CHM 6108 - Analytical Electrochemistry: A deep dive into electroanalytical techniques and the physicochemical principles that drive each technique. This course will cover the thermodynamics and kinetics of electron and ion transfer, the electric double layer and mass transfer by diffusion and migration, as they apply to ion-selective potentiometry, chronoamperometry, chronocoulometry, cyclic voltammetry, pulse voltammetry, ion-transfer voltammetry and impedance spectroscopy.

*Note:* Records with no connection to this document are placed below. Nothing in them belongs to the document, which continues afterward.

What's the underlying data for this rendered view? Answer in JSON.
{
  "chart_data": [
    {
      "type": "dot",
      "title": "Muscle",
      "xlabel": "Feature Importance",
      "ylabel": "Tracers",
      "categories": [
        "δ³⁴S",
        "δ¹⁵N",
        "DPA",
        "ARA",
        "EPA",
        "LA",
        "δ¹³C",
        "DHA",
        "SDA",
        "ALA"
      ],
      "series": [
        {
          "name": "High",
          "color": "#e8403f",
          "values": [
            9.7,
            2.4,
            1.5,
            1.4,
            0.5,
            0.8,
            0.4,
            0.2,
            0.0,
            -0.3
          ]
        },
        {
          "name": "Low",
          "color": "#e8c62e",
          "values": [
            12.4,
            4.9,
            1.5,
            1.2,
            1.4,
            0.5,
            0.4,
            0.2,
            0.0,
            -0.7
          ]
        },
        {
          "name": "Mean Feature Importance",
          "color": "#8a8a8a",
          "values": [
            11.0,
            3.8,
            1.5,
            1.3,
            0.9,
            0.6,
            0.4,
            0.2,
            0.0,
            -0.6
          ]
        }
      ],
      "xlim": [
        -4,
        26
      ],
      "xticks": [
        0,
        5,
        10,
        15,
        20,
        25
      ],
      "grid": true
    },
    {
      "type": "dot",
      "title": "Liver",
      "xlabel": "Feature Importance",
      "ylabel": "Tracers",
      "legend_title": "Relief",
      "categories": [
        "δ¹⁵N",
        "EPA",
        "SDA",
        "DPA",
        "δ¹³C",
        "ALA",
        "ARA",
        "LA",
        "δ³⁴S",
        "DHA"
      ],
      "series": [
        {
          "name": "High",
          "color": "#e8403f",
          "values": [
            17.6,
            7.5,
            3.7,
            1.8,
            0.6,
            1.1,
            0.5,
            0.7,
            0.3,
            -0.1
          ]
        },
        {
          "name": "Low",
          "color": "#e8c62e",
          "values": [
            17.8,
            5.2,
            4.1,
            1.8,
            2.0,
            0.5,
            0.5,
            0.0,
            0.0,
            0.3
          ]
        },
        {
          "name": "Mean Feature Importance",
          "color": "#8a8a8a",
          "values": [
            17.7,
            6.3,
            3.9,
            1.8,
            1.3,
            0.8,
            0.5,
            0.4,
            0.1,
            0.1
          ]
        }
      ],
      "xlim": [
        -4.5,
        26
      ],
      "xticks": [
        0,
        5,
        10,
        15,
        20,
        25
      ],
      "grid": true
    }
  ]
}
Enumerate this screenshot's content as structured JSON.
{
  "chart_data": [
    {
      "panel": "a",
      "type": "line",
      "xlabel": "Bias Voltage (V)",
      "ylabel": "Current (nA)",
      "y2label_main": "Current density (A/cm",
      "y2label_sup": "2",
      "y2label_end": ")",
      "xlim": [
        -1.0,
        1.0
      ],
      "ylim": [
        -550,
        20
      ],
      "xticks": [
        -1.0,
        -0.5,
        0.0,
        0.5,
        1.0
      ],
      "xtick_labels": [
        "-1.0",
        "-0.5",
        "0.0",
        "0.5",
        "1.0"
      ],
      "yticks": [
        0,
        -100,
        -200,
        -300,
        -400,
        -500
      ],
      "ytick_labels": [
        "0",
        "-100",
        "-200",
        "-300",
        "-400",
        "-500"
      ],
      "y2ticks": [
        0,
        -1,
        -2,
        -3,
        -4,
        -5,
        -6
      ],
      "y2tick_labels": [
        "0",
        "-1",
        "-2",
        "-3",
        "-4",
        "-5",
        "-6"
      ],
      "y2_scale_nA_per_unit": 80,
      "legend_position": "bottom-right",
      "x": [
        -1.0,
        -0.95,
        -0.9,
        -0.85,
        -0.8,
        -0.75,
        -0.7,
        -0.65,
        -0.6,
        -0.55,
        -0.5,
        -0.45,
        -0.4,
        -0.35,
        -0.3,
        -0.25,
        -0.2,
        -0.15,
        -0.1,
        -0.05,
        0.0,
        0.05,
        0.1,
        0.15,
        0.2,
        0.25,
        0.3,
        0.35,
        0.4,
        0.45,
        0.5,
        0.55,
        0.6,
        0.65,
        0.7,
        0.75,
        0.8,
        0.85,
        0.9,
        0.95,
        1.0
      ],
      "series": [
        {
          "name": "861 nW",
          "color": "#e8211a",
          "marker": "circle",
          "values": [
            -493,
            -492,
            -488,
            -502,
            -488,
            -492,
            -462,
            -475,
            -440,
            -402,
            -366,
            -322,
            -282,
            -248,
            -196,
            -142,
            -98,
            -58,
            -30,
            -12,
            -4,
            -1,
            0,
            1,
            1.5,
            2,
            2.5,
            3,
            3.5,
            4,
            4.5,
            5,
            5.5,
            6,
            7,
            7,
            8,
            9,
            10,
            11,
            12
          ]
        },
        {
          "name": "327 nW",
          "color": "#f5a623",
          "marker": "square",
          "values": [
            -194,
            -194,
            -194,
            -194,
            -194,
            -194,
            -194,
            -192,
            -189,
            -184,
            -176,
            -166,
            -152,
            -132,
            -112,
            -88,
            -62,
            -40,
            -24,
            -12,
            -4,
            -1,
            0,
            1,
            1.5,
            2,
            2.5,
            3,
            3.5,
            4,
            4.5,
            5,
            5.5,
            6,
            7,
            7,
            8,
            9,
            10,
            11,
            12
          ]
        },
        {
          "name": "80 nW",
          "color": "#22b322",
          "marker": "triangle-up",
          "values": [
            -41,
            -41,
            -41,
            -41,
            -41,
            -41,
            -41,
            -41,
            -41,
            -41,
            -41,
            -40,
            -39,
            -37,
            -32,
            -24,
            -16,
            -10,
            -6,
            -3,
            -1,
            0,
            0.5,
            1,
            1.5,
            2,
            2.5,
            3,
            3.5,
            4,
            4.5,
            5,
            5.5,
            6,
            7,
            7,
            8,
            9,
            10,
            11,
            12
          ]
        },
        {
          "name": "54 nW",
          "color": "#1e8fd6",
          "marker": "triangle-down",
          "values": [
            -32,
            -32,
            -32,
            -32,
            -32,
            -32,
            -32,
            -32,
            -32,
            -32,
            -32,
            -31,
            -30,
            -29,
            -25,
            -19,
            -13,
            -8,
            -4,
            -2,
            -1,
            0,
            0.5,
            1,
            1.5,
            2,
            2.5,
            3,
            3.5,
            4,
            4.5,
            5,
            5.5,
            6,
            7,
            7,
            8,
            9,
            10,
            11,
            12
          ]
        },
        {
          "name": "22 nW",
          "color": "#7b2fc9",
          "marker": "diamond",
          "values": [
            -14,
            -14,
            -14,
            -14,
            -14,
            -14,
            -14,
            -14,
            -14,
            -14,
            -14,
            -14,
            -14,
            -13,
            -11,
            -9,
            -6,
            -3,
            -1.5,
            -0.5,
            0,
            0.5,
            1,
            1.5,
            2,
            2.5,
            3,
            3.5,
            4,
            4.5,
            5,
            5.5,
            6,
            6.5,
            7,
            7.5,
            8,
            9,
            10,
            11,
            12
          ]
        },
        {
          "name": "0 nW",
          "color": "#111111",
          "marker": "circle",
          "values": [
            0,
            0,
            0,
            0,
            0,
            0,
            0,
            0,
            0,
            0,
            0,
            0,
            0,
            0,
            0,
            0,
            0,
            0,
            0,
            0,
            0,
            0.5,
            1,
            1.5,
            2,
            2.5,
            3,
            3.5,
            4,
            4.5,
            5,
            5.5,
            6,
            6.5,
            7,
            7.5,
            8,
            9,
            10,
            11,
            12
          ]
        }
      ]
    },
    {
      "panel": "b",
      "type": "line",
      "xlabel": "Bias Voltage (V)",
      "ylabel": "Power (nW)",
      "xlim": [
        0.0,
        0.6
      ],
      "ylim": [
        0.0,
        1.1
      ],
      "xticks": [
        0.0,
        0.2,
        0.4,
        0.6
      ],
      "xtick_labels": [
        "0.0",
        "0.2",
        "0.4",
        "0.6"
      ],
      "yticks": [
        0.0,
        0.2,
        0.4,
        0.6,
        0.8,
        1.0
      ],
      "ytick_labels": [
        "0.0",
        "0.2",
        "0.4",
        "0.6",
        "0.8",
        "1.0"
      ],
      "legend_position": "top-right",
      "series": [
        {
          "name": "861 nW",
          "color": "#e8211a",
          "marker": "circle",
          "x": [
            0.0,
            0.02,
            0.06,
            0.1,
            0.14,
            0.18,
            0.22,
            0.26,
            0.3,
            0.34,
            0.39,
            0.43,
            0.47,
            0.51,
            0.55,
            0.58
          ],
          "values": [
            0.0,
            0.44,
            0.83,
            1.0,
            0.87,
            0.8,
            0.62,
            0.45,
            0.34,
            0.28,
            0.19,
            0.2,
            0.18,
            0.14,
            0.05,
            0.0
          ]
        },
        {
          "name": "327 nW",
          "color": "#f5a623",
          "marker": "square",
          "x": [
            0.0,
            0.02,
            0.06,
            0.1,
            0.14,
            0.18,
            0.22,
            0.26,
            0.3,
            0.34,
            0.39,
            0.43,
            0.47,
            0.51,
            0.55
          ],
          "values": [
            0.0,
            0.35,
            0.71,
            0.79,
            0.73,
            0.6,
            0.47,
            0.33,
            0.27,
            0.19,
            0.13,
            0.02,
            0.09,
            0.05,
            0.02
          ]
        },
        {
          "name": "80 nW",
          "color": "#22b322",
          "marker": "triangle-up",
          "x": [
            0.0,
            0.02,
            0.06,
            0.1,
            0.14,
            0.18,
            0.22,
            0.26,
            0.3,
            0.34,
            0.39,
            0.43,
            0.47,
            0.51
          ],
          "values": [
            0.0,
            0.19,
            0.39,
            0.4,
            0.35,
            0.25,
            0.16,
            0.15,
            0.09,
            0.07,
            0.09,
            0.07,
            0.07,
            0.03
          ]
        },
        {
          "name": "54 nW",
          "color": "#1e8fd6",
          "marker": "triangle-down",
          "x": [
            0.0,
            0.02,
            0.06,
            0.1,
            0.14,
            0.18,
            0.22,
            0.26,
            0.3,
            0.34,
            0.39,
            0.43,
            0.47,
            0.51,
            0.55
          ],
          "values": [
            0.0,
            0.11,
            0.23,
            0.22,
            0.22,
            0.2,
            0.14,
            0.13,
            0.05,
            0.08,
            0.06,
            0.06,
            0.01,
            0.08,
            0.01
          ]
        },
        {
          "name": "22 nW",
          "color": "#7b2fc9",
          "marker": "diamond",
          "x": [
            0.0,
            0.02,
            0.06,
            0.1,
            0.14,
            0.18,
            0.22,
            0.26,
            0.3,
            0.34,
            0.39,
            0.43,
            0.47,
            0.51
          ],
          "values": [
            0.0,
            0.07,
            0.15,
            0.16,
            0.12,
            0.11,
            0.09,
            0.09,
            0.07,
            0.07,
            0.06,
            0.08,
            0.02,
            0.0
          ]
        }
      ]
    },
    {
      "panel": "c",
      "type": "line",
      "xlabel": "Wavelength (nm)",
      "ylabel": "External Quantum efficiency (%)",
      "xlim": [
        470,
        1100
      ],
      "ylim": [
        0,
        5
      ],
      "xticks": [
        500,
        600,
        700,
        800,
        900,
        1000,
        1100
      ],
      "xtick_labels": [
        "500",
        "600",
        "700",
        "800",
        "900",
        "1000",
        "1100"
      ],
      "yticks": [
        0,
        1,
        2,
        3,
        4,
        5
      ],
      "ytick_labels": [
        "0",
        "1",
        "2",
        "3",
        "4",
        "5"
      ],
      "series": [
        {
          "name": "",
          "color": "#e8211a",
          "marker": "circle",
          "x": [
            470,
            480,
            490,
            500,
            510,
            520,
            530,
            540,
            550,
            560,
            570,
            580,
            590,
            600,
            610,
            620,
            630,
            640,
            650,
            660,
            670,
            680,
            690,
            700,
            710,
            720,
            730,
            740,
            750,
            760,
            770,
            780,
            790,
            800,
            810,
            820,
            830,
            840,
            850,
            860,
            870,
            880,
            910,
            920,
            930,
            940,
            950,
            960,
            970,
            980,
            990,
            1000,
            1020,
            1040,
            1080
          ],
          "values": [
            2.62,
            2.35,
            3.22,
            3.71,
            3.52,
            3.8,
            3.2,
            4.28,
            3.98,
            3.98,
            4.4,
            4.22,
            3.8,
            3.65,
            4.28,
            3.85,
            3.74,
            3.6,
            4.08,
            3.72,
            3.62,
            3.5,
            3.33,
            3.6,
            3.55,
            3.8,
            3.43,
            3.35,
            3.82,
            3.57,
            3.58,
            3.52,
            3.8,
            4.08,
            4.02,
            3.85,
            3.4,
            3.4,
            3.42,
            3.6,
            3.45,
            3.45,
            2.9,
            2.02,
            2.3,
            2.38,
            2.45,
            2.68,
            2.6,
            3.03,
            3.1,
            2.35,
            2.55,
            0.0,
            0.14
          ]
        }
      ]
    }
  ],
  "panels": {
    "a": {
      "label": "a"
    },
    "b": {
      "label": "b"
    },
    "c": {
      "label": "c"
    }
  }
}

CHM 6102 - Bioanalytical Chemistry: The goal of the course is to deepen student knowledge in the field of bioanalytical chemistry through the identification of complex bioanalytical challenges facing modern scientists and proposal of novel methodologies to solve them. To accomplish this goal, the course will explore the history of bioanalytical measurements, current bioanalytical assays, and emerging bioanalytical techniques and methodologies. Students will develop the skills to: i) critically evaluate the primary literature to identify current bioanalytical challenges, ii) think creatively to propose novel methods or techniques to overcome a challenge in their chosen sub-field (e.g. genomics, proteomics, metabolomics, lipidomics, bioinformatics, or single-cell analysis), and iii) clearly and persuasively communicate their ideas to the scientific community in written and oral formats.
CHM 6103 - Chemical Education: Provides students with the background and knowledge to apply the most current teaching theories and tactics in the chemistry classroom. Students will gain experience and confidence in utilizing multiple educational approaches to teach chemistry. Best practices for teaching will be explored and discussed, including an emphasis on inclusive and adaptive strategies for every classroom. Students will leave with practical and applicable resources, instructional methods, and hands-on approaches to sharing their knowledge of chemistry with others.
CHM 6111 - Chemistry of the Elements: A survey of the periodic table, its development and organization, in-depth looks at the behavior of the different elemental groups and the root of periodic trends. Environmental Chemistry — Development of a fundamental understanding of the behavior of natural and anthropogenic chemicals in the atmospheric, aquatic and geochemical spheres. Students will investigate the cycling and impact of chemicals in the environment through fundamental photochemical, kinetic and transport aspects.
CHM 6104 - Energy and Environment: Development of a fundamental understanding of the behavior of natural and anthropogenic chemicals in the atmospheric, aquatic and geochemical spheres. Students will investigate the cycling and impact of chemicals in the environment through via fundamental photochemical, kinetic and transport aspects.
CHM 6105 - Introduction to Computational Chemistry: Several of the basic computational techniques will be discussed. The fundamentals of molecular dynamics, Monte Carlo simulations, electronic calculations as well as applications in materials science, phase equilibria and some industrial applications will be covered.
CHM 6101 - Medical Biochemistry: Biochemically distinguish protein structure and function in relation to selected human diseases. Describe the biochemical consequences underlying disease such as sickle cell anemia, diabetes, Alzheimer's and cancer. Recognize that biochemistry integrates knowledge of the chemical processes in living cells with strategies to understand disease and identify potential therapies.
CHM 6113 - Organometallic Reaction and Structures: A study of the bonding and reactions that are common for organometallic compounds. The course will study both main-group and transition metal organometallic systems.